Oscar Chamberlain - 1/27/2005

I don't grade attendance. I used to say I did, but it was something of a bluff. I also once had a class, astronomy, in which the prof simply did not communicate at a level I could follow. That's one of the reasons why I didn't. I just decided to drop the bluff.

Also, at one of the campuses I teach at there is a noticeable percentage of parents with young children. When little Jodie has the flu, little Jodie has the flu. Mom (and occasionally Dad) simply has to go get her. Sure I could and did make exceptions, but forcing them through that hoop seemed a bit petty.

Having said that, I do find some of the arguments above compelling.


Julie A Hofmann - 1/27/2005

Yeah -- I don't buy the, "I work x hours a week," argument, either. I worked 30-40 hours a week as an undergrad and carried a full-time load -- and showed up to class (although my friends still remind me that I did sometimes nod off). We are not allowed (in WA state) to require attendance, but can grade on participation. My classes are structured to include a lot of primary source discussion, with attendant preparation for discussion. If a student chooses not to come to class, the student cannot do well. And yet, many still consider attendance optional. Of course, they also seem to consider the reading, tests, papers, etc. optional.

On another note, one argument that Jonathan Reynolds did not bring up is that, if a class has met the cap and there is a wait list, students who keep their places but don't attend are infringing on the rights and privileges of those students on the wait list who would. By loose extension, a student who chooses to attend a public institution and not fulfill his commitments and obligations may be taking the place of someone who was not accepted and might be a better student.


Brian Ulrich - 1/27/2005

I'm strict about attendance in discussion sections. The culture at UW does not really permit checking it at lectures, though what I cover there is different from the readings and you really need both to get high grades. (You could probably pass without one or the other.)

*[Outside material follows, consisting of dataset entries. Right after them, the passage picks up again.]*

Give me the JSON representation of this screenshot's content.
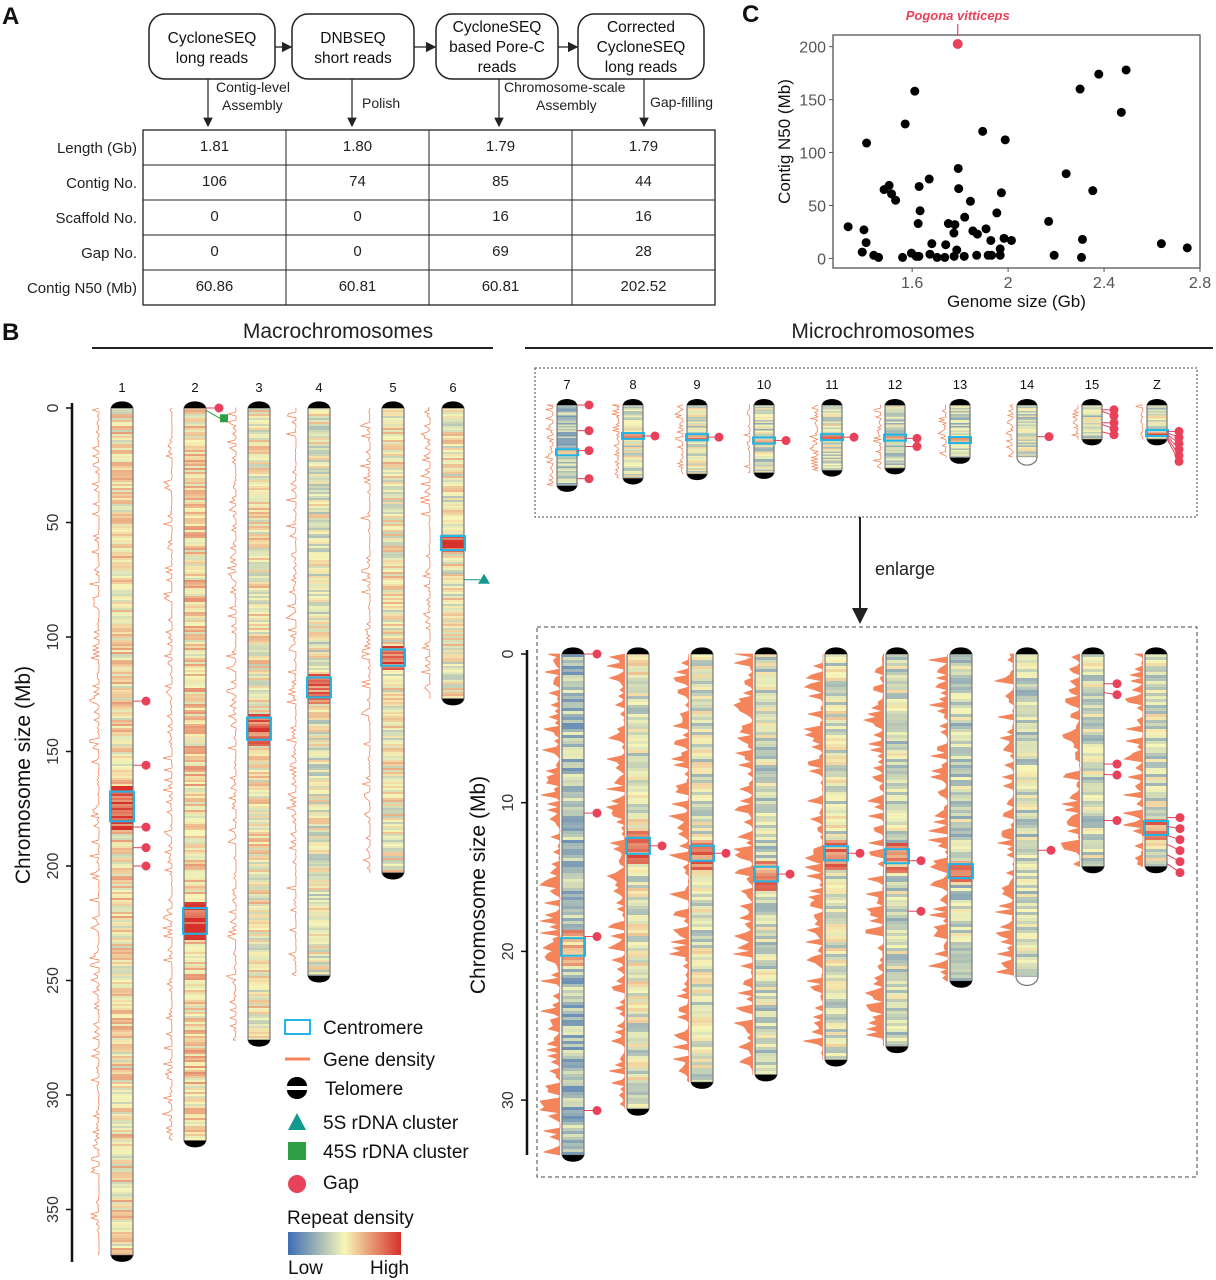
{
  "panel_labels": {
    "a": "A",
    "b": "B",
    "c": "C"
  },
  "pipeline": {
    "steps": [
      {
        "label_lines": [
          "CycloneSEQ",
          "long reads"
        ],
        "process_lines": [
          "Contig-level",
          "Assembly"
        ]
      },
      {
        "label_lines": [
          "DNBSEQ",
          "short reads"
        ],
        "process_lines": [
          "Polish"
        ]
      },
      {
        "label_lines": [
          "CycloneSEQ",
          "based Pore-C",
          "reads"
        ],
        "process_lines": [
          "Chromosome-scale",
          "Assembly"
        ]
      },
      {
        "label_lines": [
          "Corrected",
          "CycloneSEQ",
          "long reads"
        ],
        "process_lines": [
          "Gap-filling"
        ]
      }
    ]
  },
  "stats_table": {
    "rows": [
      {
        "label": "Length (Gb)",
        "values": [
          "1.81",
          "1.80",
          "1.79",
          "1.79"
        ]
      },
      {
        "label": "Contig No.",
        "values": [
          "106",
          "74",
          "85",
          "44"
        ]
      },
      {
        "label": "Scaffold No.",
        "values": [
          "0",
          "0",
          "16",
          "16"
        ]
      },
      {
        "label": "Gap No.",
        "values": [
          "0",
          "0",
          "69",
          "28"
        ]
      },
      {
        "label": "Contig N50 (Mb)",
        "values": [
          "60.86",
          "60.81",
          "60.81",
          "202.52"
        ]
      }
    ]
  },
  "chart_data": {
    "type": "scatter",
    "xlabel": "Genome size (Gb)",
    "ylabel": "Contig N50 (Mb)",
    "xlim": [
      1.27,
      2.8
    ],
    "ylim": [
      -9,
      211
    ],
    "xticks": [
      1.6,
      2.0,
      2.4,
      2.8
    ],
    "yticks": [
      0,
      50,
      100,
      150,
      200
    ],
    "grid": false,
    "highlight": {
      "label": "Pogona vitticeps",
      "x": 1.79,
      "y": 202.52,
      "color": "#e8415a"
    },
    "points": [
      [
        1.333,
        30
      ],
      [
        1.399,
        27
      ],
      [
        1.392,
        6
      ],
      [
        1.408,
        15
      ],
      [
        1.41,
        109
      ],
      [
        1.44,
        3
      ],
      [
        1.46,
        1
      ],
      [
        1.483,
        65
      ],
      [
        1.504,
        69
      ],
      [
        1.514,
        61
      ],
      [
        1.531,
        55
      ],
      [
        1.571,
        127
      ],
      [
        1.56,
        1
      ],
      [
        1.597,
        5
      ],
      [
        1.611,
        158
      ],
      [
        1.617,
        2
      ],
      [
        1.628,
        2
      ],
      [
        1.625,
        33
      ],
      [
        1.629,
        68
      ],
      [
        1.633,
        45
      ],
      [
        1.671,
        75
      ],
      [
        1.674,
        4
      ],
      [
        1.682,
        14
      ],
      [
        1.704,
        1
      ],
      [
        1.736,
        1
      ],
      [
        1.74,
        13
      ],
      [
        1.751,
        33
      ],
      [
        1.774,
        24
      ],
      [
        1.778,
        32
      ],
      [
        1.775,
        2
      ],
      [
        1.786,
        8
      ],
      [
        1.792,
        85
      ],
      [
        1.794,
        66
      ],
      [
        1.817,
        2
      ],
      [
        1.819,
        39
      ],
      [
        1.843,
        54
      ],
      [
        1.853,
        26
      ],
      [
        1.872,
        23
      ],
      [
        1.869,
        3
      ],
      [
        1.894,
        120
      ],
      [
        1.908,
        28
      ],
      [
        1.917,
        3
      ],
      [
        1.928,
        17
      ],
      [
        1.931,
        3
      ],
      [
        1.953,
        43
      ],
      [
        1.967,
        9
      ],
      [
        1.967,
        3
      ],
      [
        1.972,
        62
      ],
      [
        1.983,
        19
      ],
      [
        1.988,
        112
      ],
      [
        2.014,
        17
      ],
      [
        2.169,
        35
      ],
      [
        2.192,
        3
      ],
      [
        2.242,
        80
      ],
      [
        2.3,
        160
      ],
      [
        2.31,
        18
      ],
      [
        2.306,
        1
      ],
      [
        2.353,
        64
      ],
      [
        2.378,
        174
      ],
      [
        2.472,
        138
      ],
      [
        2.492,
        178
      ],
      [
        2.639,
        14
      ],
      [
        2.747,
        10
      ]
    ]
  },
  "karyotype": {
    "macro_title": "Macrochromosomes",
    "micro_title": "Microchromosomes",
    "axis_label": "Chromosome size (Mb)",
    "macro_ticks": [
      0,
      50,
      100,
      150,
      200,
      250,
      300,
      350
    ],
    "micro_ticks": [
      0,
      10,
      20,
      30
    ],
    "enlarge_label": "enlarge",
    "macro": [
      {
        "name": "1",
        "length": 370,
        "centromere": 174,
        "gaps": [
          128,
          156,
          183,
          192,
          200
        ],
        "repeat": 0.55
      },
      {
        "name": "2",
        "length": 320,
        "centromere": 224,
        "gaps": [
          0
        ],
        "rdna45s": [
          1
        ],
        "repeat": 0.58
      },
      {
        "name": "3",
        "length": 276,
        "centromere": 140,
        "gaps": [],
        "repeat": 0.52
      },
      {
        "name": "4",
        "length": 248,
        "centromere": 122,
        "gaps": [],
        "repeat": 0.47
      },
      {
        "name": "5",
        "length": 203,
        "centromere": 109,
        "gaps": [],
        "repeat": 0.52
      },
      {
        "name": "6",
        "length": 127,
        "centromere": 59,
        "gaps": [],
        "rdna5s": [
          75
        ],
        "repeat": 0.5
      }
    ],
    "micro": [
      {
        "name": "7",
        "length": 33.7,
        "centromere": 19.7,
        "gaps": [
          0,
          10.7,
          19,
          30.7
        ],
        "repeat": 0.3
      },
      {
        "name": "8",
        "length": 30.6,
        "centromere": 12.9,
        "gaps": [
          12.9
        ],
        "repeat": 0.45
      },
      {
        "name": "9",
        "length": 28.8,
        "centromere": 13.4,
        "gaps": [
          13.4
        ],
        "repeat": 0.43
      },
      {
        "name": "10",
        "length": 28.3,
        "centromere": 14.8,
        "gaps": [
          14.8
        ],
        "repeat": 0.4
      },
      {
        "name": "11",
        "length": 27.3,
        "centromere": 13.4,
        "gaps": [
          13.4
        ],
        "repeat": 0.44
      },
      {
        "name": "12",
        "length": 26.4,
        "centromere": 13.6,
        "gaps": [
          13.9,
          17.3
        ],
        "repeat": 0.4
      },
      {
        "name": "13",
        "length": 22,
        "centromere": 14.6,
        "gaps": [],
        "repeat": 0.38
      },
      {
        "name": "14",
        "length": 21.7,
        "gaps": [
          13.2
        ],
        "open_end": true,
        "repeat": 0.4
      },
      {
        "name": "15",
        "length": 14.3,
        "gaps": [
          2,
          2.6,
          7.4,
          8.1,
          11.2
        ],
        "repeat": 0.4
      },
      {
        "name": "Z",
        "length": 14.3,
        "centromere": 11.7,
        "gaps": [
          11,
          11.6,
          12.2,
          12.8,
          13.5,
          14.1
        ],
        "repeat": 0.42
      }
    ]
  },
  "legend": {
    "items": [
      {
        "icon": "centromere-box",
        "label": "Centromere"
      },
      {
        "icon": "gene-density-line",
        "label": "Gene density"
      },
      {
        "icon": "telomere-caps",
        "label": "Telomere"
      },
      {
        "icon": "triangle",
        "label": "5S rDNA cluster"
      },
      {
        "icon": "square",
        "label": "45S rDNA cluster"
      },
      {
        "icon": "circle",
        "label": "Gap"
      }
    ],
    "repeat_title": "Repeat density",
    "low": "Low",
    "high": "High"
  },
  "colors": {
    "gap": "#e8415a",
    "centromere": "#22b5e6",
    "gene": "#f4845a",
    "rdna5s": "#13998f",
    "rdna45s": "#2ea043",
    "repeat_low": "#3d6db5",
    "repeat_mid": "#f7f6b8",
    "repeat_high": "#d7302b"
  }
}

As a undergraduate, however, I often noticed that the classes where attendance was counted as part of the grade were usually those where the educational value of such attendance was the least. I remember one education requirement in particular where the "lectures" were just going through the textbook, but attendance was like 35% or something. By the same token a political science professor never bothered with attendance, but everyone usually came because it was the only way to understand anything.


Manan Ahmed - 1/27/2005

So, if on the first day of class, I distribute all the readings for the semester, the assignments and the final essay requirement, I can stop going to class to give those insubstantial lectures? Kids can read/reflect at home and hand me the assignment and that would be that?

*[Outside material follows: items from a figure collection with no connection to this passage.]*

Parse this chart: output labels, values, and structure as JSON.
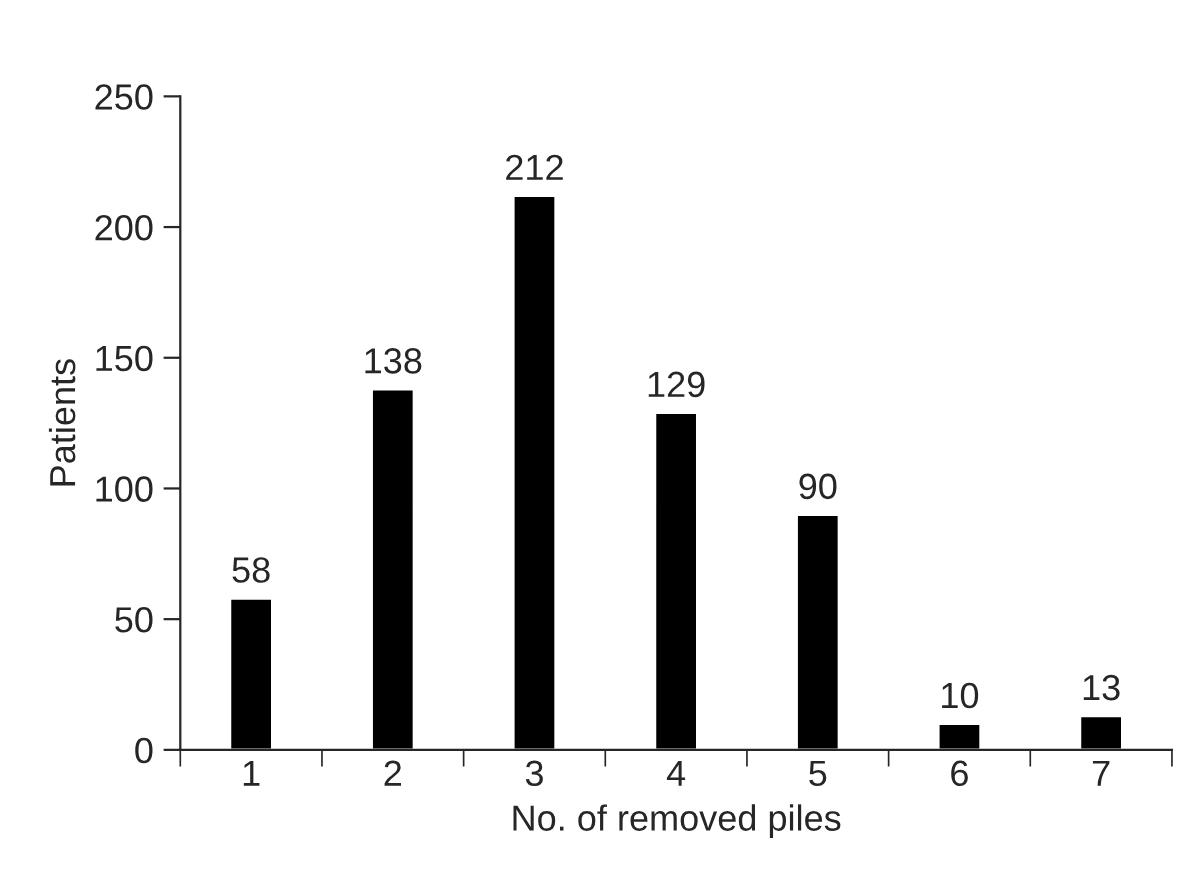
{
  "chart_data": {
    "type": "bar",
    "xlabel": "No. of removed piles",
    "ylabel": "Patients",
    "categories": [
      "1",
      "2",
      "3",
      "4",
      "5",
      "6",
      "7"
    ],
    "values": [
      58,
      138,
      212,
      129,
      90,
      10,
      13
    ],
    "color": "#000000",
    "ylim": [
      0,
      250
    ],
    "yticks": [
      0,
      50,
      100,
      150,
      200,
      250
    ],
    "data_labels": true,
    "grid": false,
    "legend": false
  }
}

Signing up for a class is a committment. I, as a teacher, commit to showing up every class and delivering a cogent lecture. You, as a student, commit to showing up every class and paying attention. I agree with Jonathan that I'd rather have them complain about strict attendance policy than fail the class.

Incidentally, I have rarely skipped a class (I cant even recall any examples) and I have been working full-time throughout my undergrad and grad school life.

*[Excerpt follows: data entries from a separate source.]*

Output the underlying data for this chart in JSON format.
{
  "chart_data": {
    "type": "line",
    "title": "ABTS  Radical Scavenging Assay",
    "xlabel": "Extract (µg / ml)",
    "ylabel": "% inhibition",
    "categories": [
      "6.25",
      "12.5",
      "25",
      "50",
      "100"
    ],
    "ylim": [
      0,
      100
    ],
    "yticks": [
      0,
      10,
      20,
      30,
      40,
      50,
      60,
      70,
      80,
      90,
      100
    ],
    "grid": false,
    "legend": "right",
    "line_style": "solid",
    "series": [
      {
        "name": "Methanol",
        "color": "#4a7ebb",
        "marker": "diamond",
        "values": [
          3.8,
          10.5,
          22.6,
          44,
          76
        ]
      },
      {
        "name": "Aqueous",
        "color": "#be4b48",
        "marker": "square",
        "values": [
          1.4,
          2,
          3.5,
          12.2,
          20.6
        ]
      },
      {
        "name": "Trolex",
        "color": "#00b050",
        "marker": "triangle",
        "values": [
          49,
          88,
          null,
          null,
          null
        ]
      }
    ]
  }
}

Richard Henry Morgan - 1/27/2005

I think your position works sometimes, even most of the times.

I have a counterexample. I had an advanced math class where the professor failed you if you missed two classes. It met twice a week. With a half-hour commute, that made 5 hours a week devoted to classwork (commuted at night). Unfortunately, the classtime was worthless. I had a 96 average in the class, but I was consistently lost by a third of the way through the class period. I passed not based on classwork, but based on teaching myself from the book, on my own time, and doing four times the assigned homework. I would actually have saved myself a lot of time and grief if I hadn't gone to class. BTW, the professor was a hell of a nice guy, and an entertaining lecturer, he just didn't have a clue that 90% of the class was lost each week.